Outpace Spinning Mills at Maona in Gazipur has a production capacity of 45 tonnes of yarn per day. They have their own captive power generation system, in addition to regular power connection from Pally Bidyut Samity.

However, the low gas pressure slowed down the daily yarn production to around 4 to 7 tonnes at the factory and also pushed up the production costs.

Its managing director Rajeev Haider told Prothom Alo that the daily yarn production decreased by 10-15 percent per day at the factory due to low gas pressure. The problem turns acute from 6:00pm to 9:00pm.

Other factories are also suffering from power cut and gas crisis, which translated into a production fall of up to 50 per cent.

According to traders, production costs go up whenever production volume is low. There are also less purchase orders from buyers. As a result, products are piling up.

Sadia Textile Mills in Tangail is runs fabric production and dyeing. Its dyeing unit registered a 20 per cent fall in production due to low pressure of gas.

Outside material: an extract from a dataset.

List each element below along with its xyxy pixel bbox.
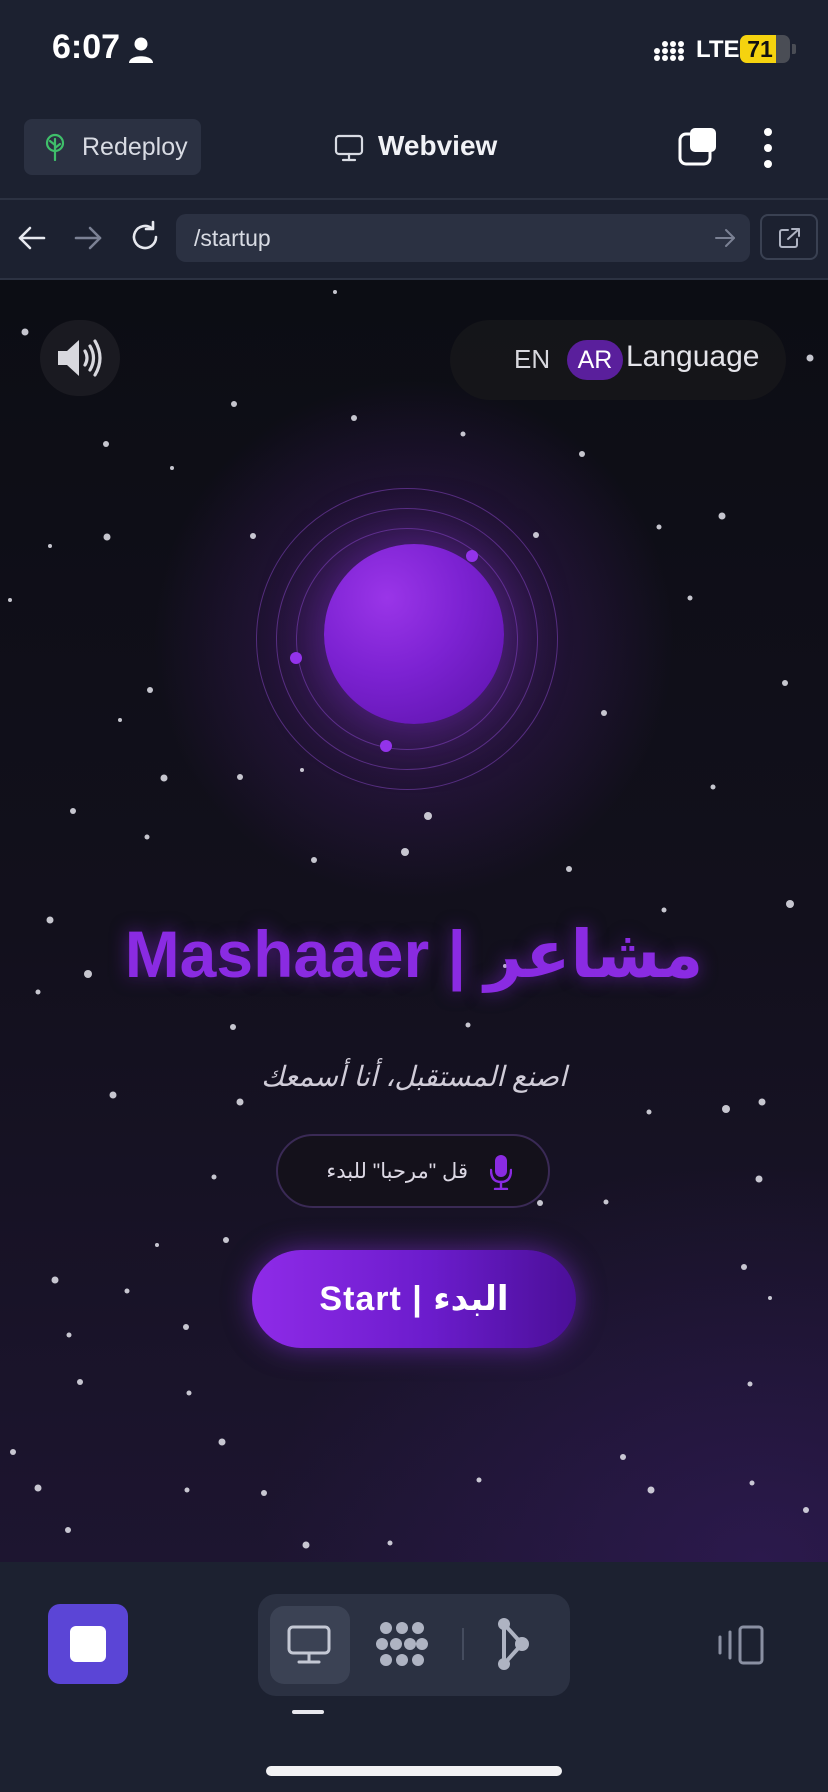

A good amount of fabric is also damaged due to the low gas pressure.

However, the fabric production remained uninterrupted due to electricity connection from Palli Bidyut Gridline.

Abdul Wadud Chowdhury, managing director of Sadia Textile said, gas pressure remains low from evening to 2:00am.

Vice president of Bangladesh Textile Mills Association (BTMA) Mohammad Ali said they have to pay gas and electricity bills, labour wages, and bank interest regularly. This is why costs increase and fear of loss arises whenever production is low.

The overall production fell by 30 per cent and it may force the entrepreneurs to count losses, he added.

The ongoing crisis also hit the ceramic companies as the power crisis and low gas pressure decreased their production up to 60 per cent. Besides, the high dollar price pushed up their raw materials import costs and production costs.

Now, they are mulling increasing product prices to cope up with the current situation.

Mustafizur Rahman, special fellow of the Center for Policy Dialogue (CPD), said import substitution industries are also important like the export sector as saving one dollar is equal to earning it.

In the current context, there is a need to give priority to gas and electricity supply to industries and help in opening LCs. Importers have to buy dollars at higher prices. Imports fell last July while dollar and export earnings increased, which put the reserves under pressure, he said.

The economist also noted that Bangladesh Bank is selling USD60 to 70 million per day to import commodities. It may also sell dollars to import raw materials for industries.

Mustafizur also said that over invoicing and under invoicing should be stopped to prevent money laundering in import and export in the current crisis. It is also necessary to ensure that remittances enters the country through the banking channels.

There is still a big gap between the dollar prices of banks and the open market. It is very important to take the dollar exchange rate to a comfort zone, he added.